Once the crop size is determined, prices tend to flatten out for months at a time. There is no longer fear of running out, especially in large surplus years such as this year, so prices will not rally enough to create good marketing opportunities. It is important to use cycles and sentiment to determine the optimal times to sell put options. You hope to time your sale at an intermediate cycle low, and you want to catch the market when sentiment readings are extremely oversold. Just like long and short futures, selling options is marginal so we want to do what we can to avoid margin calls and to stack the odds in your favor. Managing the trade risk is easier at cycle bottoms also. Prices which are not at an extreme have a 50/50 chance of going up or going down. I don't like those odds.

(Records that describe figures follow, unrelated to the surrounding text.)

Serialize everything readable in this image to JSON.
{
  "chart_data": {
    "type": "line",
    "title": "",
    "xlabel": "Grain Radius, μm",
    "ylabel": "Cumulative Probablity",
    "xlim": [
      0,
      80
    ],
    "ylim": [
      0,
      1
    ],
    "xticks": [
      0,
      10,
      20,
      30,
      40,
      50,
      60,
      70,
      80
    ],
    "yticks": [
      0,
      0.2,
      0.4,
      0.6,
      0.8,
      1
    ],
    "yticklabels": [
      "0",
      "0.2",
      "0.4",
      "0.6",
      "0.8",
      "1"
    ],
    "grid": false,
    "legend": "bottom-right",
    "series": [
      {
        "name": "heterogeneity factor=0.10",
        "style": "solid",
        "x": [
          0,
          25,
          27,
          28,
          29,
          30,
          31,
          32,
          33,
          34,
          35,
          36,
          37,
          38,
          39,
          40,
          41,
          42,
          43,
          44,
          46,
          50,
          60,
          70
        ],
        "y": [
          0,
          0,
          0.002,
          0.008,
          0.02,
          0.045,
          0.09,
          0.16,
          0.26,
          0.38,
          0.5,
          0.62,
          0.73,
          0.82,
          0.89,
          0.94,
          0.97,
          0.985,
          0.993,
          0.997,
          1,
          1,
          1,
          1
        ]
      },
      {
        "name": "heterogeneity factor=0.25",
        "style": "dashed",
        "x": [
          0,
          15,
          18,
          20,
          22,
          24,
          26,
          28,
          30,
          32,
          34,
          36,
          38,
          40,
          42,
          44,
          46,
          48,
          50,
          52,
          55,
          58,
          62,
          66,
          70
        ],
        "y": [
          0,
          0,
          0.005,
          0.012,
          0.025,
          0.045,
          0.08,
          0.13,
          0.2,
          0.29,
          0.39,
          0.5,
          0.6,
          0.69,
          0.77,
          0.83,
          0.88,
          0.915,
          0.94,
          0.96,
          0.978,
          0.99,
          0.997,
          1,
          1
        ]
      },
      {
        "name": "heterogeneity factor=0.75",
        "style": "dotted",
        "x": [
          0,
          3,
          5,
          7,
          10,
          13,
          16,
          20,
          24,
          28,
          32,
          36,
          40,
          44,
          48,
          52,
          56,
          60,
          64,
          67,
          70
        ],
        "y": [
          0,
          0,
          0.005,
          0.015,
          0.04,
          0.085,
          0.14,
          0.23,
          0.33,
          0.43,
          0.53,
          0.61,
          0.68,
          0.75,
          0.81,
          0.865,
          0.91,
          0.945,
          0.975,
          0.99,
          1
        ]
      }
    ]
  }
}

In December, corn prices were flat and below most producers break even costs. Wheat, however, was still a big question mark in terms of how big the crop would be. The opportunities for rapid price appreciation for a small wheat crop were much better than the opportunities for corn following a bin busting crop.
What follows is the set up for the synthetic corn long position using wheat puts we did back in December. Why would I recommend a bullish strategy using wheat when wheat was at the lowest price in 10 years? The two main reasons were the cycles and sentiment.
The multi year wheat chart below shows that prices were at their lowest level in 10 years. I recommended selling wheat puts when the price was at $4.02.
The daily cycle for the March wheat contract averaged about 24 days. (See the cycle counts on the below chart) The bottom of the wheat market occurred only 12 days into its new daily cycle. This also marked the beginning of a new intermediate cycle. We sold just enough time to take us out a couple months.....just long enough for a short dated option to expire before an intermediate cycle decline would be expected to begin.
So the cycles were saying to buy wheat, but Sentiment levels were at excessively pessimistic levels also. This is the fuel for all major market rallies.
A person who recognizes this can feel confident selling put options at the bottom of the intermediate cycle. While wheat was presenting this opportunity, the corn chart was giving no clues as to what direction prices would go.
The optimism index was also giving no hints as to what direction price might go.
So if you are wanting to make a sound marketing move to help your bottom line, why would you choose to sell corn when its sister commodity wheat has all the parameters of a great trade? The wheat puts added .35 to our corn sales. Doing this removed the pressure to make a grain sale and gave us more time to catch a weather rally later to sell physical bushels.
But Mr. Wade...... Isn't this speculating? Technically speaking, I suppose it is. It certainly isn't hedging. Technically speaking, you are speculating the day you drop your planter into the ground, but you plant anyway. These positions which I write about are tied to your farming. They create value. The risk is defined, just as your farming is when you take a loan. My goal is not to create more risk, and I don't believe this kind of trading does.